Kız, Horlama ülkesinin neye benzeyebileceğini hayal etmeye başladı. Myagusik'i Wise Yo ile bırakarak, üzerinde yaprak yerine tüylü topların oturduğu büyük bir ağaca uçtu.
- Evet, işte buradalar, horlayanlar! - kızın aklına geldi.
İçlerinden biri onu "Merhaba Sonita" diye selamladı.
- Beni tanıyor musunuz? - kız şaşırdı.
- Evet. Geceleri evinize uçan ve ailenizdeki herkese rüya polenlerini yağdıran benim. Herkes hariç büyük adam. O kadar korkunç horluyor ki, ondan çok korkuyorum.
- Bu benim babam. Neden hiçbir şeyin hayalini kurmadığı açık," diye içini çekti Sonita. - Sevgili horlayıcı, lütfen bana sabahları rüyaların nereye gittiğini ve onları hatırlamak için ne yapılması gerektiğini söyle.
- Hiçbir şey yapmanıza gerek yok. Uyanmadan hemen önce rüyanızda gördüğünüz herkese şunu söyleyin: "Güle güle!" Horlayan, "O zaman onlarla kesinlikle tekrar buluşacaksın," diye yanıtladı ve sonra fısıltıyla ekledi: "Eğer aniden rüya görürsen kötü rüya, yüzünüzü çabuk yıkayın.

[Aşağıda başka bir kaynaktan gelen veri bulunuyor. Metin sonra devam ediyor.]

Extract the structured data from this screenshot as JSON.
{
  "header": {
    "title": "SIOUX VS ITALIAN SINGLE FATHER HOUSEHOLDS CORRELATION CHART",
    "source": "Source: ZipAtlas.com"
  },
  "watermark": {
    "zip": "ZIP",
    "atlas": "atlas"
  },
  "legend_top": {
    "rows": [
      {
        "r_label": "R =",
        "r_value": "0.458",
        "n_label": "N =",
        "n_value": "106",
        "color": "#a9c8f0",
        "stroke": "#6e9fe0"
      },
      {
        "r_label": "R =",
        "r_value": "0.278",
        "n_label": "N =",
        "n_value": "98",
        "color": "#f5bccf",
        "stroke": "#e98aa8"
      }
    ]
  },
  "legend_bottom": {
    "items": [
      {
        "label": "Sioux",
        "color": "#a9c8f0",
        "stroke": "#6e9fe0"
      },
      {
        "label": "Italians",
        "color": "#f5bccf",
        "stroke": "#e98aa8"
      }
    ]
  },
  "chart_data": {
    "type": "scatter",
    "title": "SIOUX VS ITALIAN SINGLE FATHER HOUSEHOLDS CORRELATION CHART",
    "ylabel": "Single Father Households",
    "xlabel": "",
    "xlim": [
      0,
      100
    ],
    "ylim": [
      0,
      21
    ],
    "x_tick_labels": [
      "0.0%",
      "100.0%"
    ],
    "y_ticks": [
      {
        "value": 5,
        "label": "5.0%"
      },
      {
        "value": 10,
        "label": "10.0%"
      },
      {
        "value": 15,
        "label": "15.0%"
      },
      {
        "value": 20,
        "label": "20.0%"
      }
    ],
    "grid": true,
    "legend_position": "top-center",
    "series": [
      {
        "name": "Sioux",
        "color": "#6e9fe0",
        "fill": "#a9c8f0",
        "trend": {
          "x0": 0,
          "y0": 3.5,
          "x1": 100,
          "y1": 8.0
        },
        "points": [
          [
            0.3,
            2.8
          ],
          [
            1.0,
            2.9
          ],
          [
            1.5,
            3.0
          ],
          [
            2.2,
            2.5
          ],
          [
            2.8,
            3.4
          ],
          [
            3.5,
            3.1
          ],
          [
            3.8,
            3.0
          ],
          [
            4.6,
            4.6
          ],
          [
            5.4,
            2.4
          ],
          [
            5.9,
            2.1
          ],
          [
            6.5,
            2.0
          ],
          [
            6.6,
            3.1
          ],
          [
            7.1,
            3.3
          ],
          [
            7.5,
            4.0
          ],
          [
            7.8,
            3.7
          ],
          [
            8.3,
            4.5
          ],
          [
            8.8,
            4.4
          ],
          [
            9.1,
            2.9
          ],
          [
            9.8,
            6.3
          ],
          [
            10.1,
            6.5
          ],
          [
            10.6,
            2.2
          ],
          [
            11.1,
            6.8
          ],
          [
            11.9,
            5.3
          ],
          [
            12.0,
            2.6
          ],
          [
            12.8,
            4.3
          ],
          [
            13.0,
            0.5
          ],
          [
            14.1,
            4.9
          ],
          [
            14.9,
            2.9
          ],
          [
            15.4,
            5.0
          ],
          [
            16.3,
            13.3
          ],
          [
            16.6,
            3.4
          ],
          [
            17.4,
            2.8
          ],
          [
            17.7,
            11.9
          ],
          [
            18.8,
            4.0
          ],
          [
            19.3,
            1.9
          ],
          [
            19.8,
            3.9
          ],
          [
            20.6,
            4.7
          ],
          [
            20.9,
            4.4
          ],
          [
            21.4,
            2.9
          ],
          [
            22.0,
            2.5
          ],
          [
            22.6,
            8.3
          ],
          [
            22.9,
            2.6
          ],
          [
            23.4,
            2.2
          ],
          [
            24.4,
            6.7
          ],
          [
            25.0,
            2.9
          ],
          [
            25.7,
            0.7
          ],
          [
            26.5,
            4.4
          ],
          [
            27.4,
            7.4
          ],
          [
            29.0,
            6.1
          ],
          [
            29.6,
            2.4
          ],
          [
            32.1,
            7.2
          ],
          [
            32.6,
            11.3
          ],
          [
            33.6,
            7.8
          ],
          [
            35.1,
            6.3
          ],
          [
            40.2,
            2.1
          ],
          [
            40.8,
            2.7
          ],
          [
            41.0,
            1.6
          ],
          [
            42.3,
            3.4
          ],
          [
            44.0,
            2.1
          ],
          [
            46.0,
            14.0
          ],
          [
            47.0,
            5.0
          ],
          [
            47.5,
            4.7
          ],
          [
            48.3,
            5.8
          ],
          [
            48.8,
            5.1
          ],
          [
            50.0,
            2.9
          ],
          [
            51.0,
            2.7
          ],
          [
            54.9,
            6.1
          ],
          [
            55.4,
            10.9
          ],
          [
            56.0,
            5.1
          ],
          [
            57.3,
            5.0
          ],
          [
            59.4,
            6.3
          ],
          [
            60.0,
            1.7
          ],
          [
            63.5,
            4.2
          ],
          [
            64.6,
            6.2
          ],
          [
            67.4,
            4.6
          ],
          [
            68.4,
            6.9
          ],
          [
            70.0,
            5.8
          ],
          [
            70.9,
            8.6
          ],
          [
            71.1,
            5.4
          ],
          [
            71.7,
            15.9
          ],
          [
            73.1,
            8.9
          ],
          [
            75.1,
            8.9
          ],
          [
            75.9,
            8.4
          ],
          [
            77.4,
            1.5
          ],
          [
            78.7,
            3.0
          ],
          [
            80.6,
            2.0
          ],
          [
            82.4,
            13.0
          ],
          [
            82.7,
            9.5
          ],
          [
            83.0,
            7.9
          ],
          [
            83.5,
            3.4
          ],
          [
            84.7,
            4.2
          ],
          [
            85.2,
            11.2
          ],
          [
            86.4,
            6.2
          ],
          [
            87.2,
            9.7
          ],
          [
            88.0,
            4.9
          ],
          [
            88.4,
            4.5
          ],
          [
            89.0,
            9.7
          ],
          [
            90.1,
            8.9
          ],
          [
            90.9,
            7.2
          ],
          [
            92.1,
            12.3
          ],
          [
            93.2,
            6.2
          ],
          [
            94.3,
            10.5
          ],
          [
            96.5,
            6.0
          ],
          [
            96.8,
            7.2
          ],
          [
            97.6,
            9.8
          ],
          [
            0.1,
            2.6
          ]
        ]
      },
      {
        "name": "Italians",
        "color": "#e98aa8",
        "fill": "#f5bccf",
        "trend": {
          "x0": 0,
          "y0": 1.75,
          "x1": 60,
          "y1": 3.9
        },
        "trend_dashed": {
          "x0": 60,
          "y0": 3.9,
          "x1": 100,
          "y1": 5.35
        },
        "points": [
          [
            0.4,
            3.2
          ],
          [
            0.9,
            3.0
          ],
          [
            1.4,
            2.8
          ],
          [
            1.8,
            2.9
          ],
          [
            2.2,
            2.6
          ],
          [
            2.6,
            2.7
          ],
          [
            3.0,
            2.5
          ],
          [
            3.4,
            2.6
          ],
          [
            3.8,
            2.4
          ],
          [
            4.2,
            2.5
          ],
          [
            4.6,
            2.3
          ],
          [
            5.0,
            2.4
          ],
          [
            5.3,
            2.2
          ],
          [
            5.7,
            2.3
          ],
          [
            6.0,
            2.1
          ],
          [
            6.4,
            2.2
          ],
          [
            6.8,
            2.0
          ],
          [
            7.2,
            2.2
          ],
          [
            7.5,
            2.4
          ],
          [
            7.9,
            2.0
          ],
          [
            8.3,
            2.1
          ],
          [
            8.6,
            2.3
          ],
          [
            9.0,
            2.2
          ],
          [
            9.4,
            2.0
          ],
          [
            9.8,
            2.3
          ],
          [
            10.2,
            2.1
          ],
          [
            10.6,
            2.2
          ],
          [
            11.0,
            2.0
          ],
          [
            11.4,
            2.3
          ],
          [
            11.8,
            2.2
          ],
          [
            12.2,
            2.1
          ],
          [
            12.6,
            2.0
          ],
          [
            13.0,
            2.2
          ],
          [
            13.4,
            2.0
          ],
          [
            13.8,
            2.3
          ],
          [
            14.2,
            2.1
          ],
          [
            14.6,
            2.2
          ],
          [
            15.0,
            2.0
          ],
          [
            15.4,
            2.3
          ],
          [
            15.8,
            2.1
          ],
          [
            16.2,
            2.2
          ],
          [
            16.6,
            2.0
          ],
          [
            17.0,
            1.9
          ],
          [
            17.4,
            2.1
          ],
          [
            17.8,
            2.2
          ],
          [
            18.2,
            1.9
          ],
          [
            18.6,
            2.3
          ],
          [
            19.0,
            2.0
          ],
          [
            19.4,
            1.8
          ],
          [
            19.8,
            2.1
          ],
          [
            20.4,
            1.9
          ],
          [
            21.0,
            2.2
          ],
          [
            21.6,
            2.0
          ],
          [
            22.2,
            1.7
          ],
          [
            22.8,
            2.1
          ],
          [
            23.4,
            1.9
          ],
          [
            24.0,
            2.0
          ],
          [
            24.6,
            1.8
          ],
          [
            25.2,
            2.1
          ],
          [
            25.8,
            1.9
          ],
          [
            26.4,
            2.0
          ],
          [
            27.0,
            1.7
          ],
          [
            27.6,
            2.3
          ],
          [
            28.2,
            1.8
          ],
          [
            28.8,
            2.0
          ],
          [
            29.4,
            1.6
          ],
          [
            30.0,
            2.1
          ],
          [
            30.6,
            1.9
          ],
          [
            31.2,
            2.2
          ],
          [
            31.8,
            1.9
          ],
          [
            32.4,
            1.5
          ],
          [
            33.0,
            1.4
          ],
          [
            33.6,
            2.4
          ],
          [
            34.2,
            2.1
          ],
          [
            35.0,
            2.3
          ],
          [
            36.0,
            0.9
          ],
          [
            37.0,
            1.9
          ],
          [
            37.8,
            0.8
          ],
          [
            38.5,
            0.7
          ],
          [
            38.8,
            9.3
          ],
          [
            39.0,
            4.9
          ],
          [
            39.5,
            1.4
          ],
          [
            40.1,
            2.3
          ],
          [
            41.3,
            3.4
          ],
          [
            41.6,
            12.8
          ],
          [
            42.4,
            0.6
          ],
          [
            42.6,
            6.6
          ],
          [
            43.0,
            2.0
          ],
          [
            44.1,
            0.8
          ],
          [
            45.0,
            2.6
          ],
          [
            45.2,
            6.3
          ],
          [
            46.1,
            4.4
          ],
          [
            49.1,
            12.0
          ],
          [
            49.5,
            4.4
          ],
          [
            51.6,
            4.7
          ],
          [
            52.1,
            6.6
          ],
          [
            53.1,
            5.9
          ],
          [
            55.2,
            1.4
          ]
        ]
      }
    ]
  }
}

Rüyaların polenlerini yıkayarak hayal ettiğiniz şeyi hızla unutacaksınız.
Sonita, horlayan kişiye tavsiyesi için teşekkür etti ve Myagusik ve Wise Yo'ya veda ettikten sonra uyandı.

- Anne, baba ve sen, büyükanne, buna inanmayacaksın! Sonita sevinçle herkesi uyandırmaya başladı: "Bugün rüyamda gördüğüm her şeyi hatırlıyorum."
- Gerçekten horlayanları gördün mü? - Büyükanne gülümseyerek sordu.
"Sadece görmekle kalmadım, aynı zamanda bir rüyayı nasıl hatırlayacağımı da öğrendim." Ve eğer babam horlamayı bırakırsa ona da rüya poleni serpilecek ve rüyaları geri dönecek.
Annem şaka yollu, "Babam horlamayı bırakırsa rüyalar tüm şehre geri dönecek" dedi.
Artık hava kararmaya başlayınca kız da yatağına gitti ve hemen uykuya daldı. Ne de olsa rüyasında Myagusik ve birlikte oynadığı ve tatlı yediği birçok yeni arkadaş onu bekliyordu. Sonita, arkadaşlarının yaşadığı dünyayı sevgiyle Favori Düşler Ülkesi olarak adlandırdı. Rüyalarında arkadaşların var mı?